The Castle of Otranto and Shakespeare
The first and most obvious connection to William Shakespeare is presented by Horace Walpole himself, in the preface to the second edition of Otranto, in which he "praises Shakespeare as a truly original genius and the exemplar of imaginative liberty, as a part of a defense of Otranto's design". Elsewhere than in the preface, Walpole's several allusions to works by Shakespeare further emphasize the connection he wishes to draw between his own work and Shakespeare's. For example, in Hamlet, "Hamlet's encounter with the Ghost becomes for Walpole a template for terror".
(Three paragraphs removed due to spoilers.)

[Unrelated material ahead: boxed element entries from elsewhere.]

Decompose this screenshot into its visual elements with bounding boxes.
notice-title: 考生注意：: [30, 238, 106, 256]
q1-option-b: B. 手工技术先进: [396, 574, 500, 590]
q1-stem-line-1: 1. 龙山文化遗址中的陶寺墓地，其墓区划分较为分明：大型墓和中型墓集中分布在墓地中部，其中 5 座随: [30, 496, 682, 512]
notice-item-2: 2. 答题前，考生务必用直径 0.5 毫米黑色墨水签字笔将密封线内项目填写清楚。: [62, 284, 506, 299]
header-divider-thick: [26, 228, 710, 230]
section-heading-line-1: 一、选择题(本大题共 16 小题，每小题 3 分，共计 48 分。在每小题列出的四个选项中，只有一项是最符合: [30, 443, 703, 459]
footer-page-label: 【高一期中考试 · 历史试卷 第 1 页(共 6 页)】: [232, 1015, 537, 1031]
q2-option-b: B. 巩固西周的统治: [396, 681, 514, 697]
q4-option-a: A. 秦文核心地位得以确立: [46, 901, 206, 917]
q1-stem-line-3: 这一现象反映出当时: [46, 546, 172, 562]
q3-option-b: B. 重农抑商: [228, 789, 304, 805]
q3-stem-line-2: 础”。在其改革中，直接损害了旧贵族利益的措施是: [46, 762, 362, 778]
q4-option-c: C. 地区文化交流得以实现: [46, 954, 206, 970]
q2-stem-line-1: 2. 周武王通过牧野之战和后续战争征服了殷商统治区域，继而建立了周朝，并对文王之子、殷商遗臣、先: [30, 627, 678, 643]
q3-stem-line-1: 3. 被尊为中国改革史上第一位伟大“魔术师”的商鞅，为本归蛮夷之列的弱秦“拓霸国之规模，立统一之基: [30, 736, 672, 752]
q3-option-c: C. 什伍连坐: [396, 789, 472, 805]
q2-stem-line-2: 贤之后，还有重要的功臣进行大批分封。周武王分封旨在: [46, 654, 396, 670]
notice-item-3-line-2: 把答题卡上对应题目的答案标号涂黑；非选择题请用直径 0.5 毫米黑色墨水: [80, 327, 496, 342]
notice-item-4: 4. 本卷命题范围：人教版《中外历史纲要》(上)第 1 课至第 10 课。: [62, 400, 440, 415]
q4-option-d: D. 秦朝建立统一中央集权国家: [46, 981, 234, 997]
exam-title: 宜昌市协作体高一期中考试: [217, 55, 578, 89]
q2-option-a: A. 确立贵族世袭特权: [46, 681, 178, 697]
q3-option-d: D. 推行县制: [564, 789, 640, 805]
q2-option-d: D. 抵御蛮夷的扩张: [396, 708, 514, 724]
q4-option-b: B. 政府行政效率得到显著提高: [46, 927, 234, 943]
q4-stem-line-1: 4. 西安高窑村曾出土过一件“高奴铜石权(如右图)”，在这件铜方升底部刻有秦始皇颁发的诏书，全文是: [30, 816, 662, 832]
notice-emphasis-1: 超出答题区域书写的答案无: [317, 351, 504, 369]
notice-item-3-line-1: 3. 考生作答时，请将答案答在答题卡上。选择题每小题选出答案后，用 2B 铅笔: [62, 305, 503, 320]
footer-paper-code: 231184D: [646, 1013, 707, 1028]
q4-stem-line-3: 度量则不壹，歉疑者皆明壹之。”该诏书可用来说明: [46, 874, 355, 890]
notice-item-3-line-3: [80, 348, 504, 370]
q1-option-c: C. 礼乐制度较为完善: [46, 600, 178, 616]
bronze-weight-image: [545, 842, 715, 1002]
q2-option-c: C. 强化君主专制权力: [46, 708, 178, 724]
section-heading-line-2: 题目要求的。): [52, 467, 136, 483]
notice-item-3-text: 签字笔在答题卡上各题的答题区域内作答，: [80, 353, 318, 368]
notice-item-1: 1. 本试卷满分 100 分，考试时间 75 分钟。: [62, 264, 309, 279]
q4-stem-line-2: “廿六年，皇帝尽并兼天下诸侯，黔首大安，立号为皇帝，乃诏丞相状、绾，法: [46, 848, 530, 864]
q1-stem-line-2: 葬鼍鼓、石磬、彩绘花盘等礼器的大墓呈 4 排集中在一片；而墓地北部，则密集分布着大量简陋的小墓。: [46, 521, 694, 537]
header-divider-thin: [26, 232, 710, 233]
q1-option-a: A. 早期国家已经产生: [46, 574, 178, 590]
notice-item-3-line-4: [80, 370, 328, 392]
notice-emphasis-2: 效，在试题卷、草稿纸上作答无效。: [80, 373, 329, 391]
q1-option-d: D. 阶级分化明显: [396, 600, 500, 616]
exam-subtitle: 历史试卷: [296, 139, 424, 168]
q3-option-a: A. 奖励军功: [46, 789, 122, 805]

The final connection between Otranto and Shakespeare lies in the role that the servants play. Like Shakespeare, Walpole aims to create a "mixture of comedy and tragedy," and one of the ways he does so is by using the minor, servant characters (such as Bianca) as comic relief. This is a trope that Walpole takes from Shakespeare as, for example, Shakespeare's mechanicals from A Midsummer Night's Dream also serve as the key comic element in the play.
Literary impact
Otranto is generally credited with creating the entire Gothic novel genre. It was a smash hit in its day, until the author revealed that it was purely satirical fiction rather than an actual adaptation of medieval text. At that point, the critics and populace who had praised it turned on the book, claiming it was superficial, and other pejoratives generally assigned to romantic novels, which were seen as inferior in Britain at that time. But its impact was dramatic. The novelist Clara Reeve wrote The Old English Baron (1777) as a response, claiming she was taking Walpole's plot and adapting it to the demands of the time by balancing fantastic elements with 18th-century realism. She explained:
This Story is the literary offspring of The Castle of Otranto, written upon the same plan, with a design to unite the most attractive and interesting circumstances of the ancient Romance and modern Novel. The question now arose whether supernatural events that were not as evidently absurd as Walpole's would not lead the simpler minds to believe them possible.
After a number of other novels were added to the budding Gothic genre, the teenage author Matthew Lewis published The Monk (1796), a novel that directly imitated the formula of Otranto, but took it to such an extreme that some have interpreted the novel as parody.